A Visually Attentive Splice Localization Network with Multi-Domain Feature Extractor and Multi-Receptive Field Upsampler
This work addresses the challenge of image forgery detection for security and media verification, representing an incremental improvement over existing methods.
The paper tackled the problem of detecting and localizing image splice manipulations by proposing a novel network that integrates multi-domain features and multi-receptive field upsampling, achieving state-of-the-art results with an IoU score of 0.851, pixel F1 score of 0.9195, and pixel AUC score of 0.8989 on the CASIA v2.0 dataset.

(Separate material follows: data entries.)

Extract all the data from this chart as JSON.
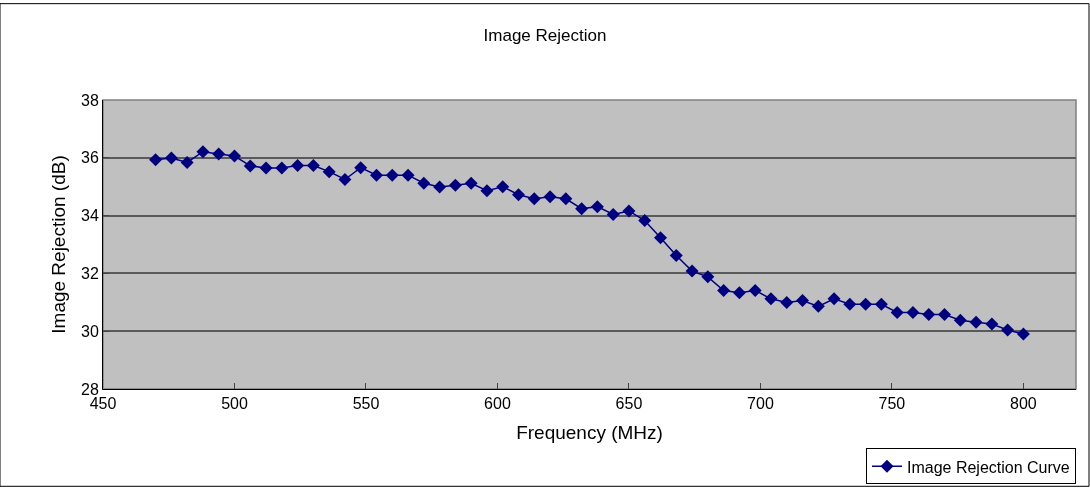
{
  "chart_data": {
    "type": "line",
    "title": "Image Rejection",
    "xlabel": "Frequency (MHz)",
    "ylabel": "Image Rejection (dB)",
    "x": [
      470,
      476,
      482,
      488,
      494,
      500,
      506,
      512,
      518,
      524,
      530,
      536,
      542,
      548,
      554,
      560,
      566,
      572,
      578,
      584,
      590,
      596,
      602,
      608,
      614,
      620,
      626,
      632,
      638,
      644,
      650,
      656,
      662,
      668,
      674,
      680,
      686,
      692,
      698,
      704,
      710,
      716,
      722,
      728,
      734,
      740,
      746,
      752,
      758,
      764,
      770,
      776,
      782,
      788,
      794,
      800
    ],
    "series": [
      {
        "name": "Image Rejection Curve",
        "color": "#000080",
        "values": [
          35.93,
          35.99,
          35.84,
          36.21,
          36.13,
          36.06,
          35.72,
          35.65,
          35.65,
          35.73,
          35.73,
          35.52,
          35.25,
          35.66,
          35.4,
          35.4,
          35.4,
          35.12,
          34.99,
          35.05,
          35.12,
          34.86,
          35.0,
          34.72,
          34.58,
          34.65,
          34.58,
          34.24,
          34.31,
          34.04,
          34.16,
          33.83,
          33.23,
          32.62,
          32.08,
          31.88,
          31.41,
          31.33,
          31.41,
          31.12,
          30.99,
          31.06,
          30.86,
          31.12,
          30.93,
          30.93,
          30.93,
          30.65,
          30.65,
          30.58,
          30.58,
          30.38,
          30.31,
          30.25,
          30.04,
          29.9
        ]
      }
    ],
    "xlim": [
      450,
      820
    ],
    "xticks": [
      450,
      500,
      550,
      600,
      650,
      700,
      750,
      800
    ],
    "ylim": [
      28,
      38
    ],
    "yticks": [
      28,
      30,
      32,
      34,
      36,
      38
    ],
    "grid": "y",
    "legend": "bottom right",
    "marker": "diamond",
    "line_style": "solid"
  }
}
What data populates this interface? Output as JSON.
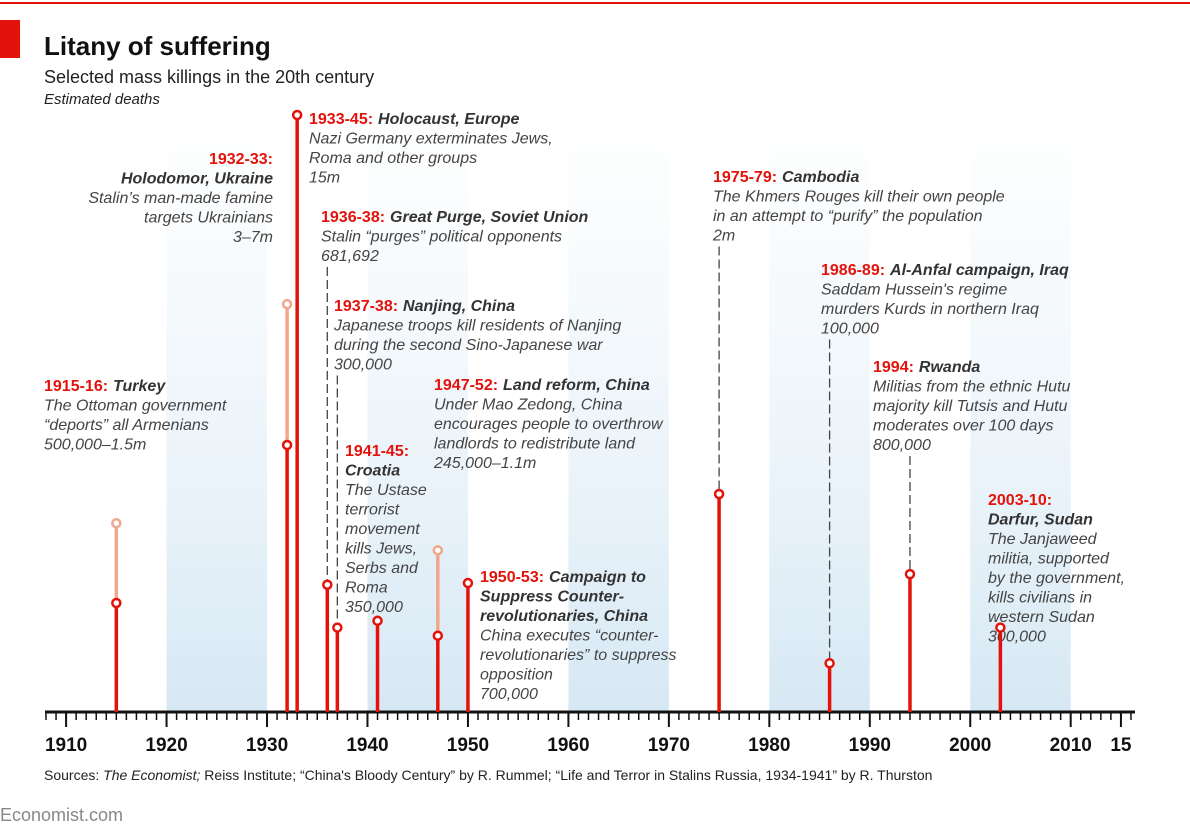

Image splice manipulation presents a severe challenge in today's society. With easy access to image manipulation tools, it is easier than ever to modify images that can mislead individuals, organizations or society. In this work, a novel, "Visually Attentive Splice Localization Network with Multi-Domain Feature Extractor and Multi-Receptive Field Upsampler" has been proposed. It contains a unique "visually attentive multi-domain feature extractor" (VA-MDFE) that extracts attentional features from the RGB, edge and depth domains. Next, a "visually attentive downsampler" (VA-DS) is responsible for fusing and downsampling the multi-domain features. Finally, a novel "visually attentive multi-receptive field upsampler" (VA-MRFU) module employs multiple receptive field-based convolutions to upsample attentional features by focussing on different information scales. Experimental results conducted on the public benchmark dataset CASIA v2.0 prove the potency of the proposed model. It comfortably beats the existing state-of-the-arts by achieving an IoU score of 0.851, pixel F1 score of 0.9195 and pixel AUC score of 0.8989.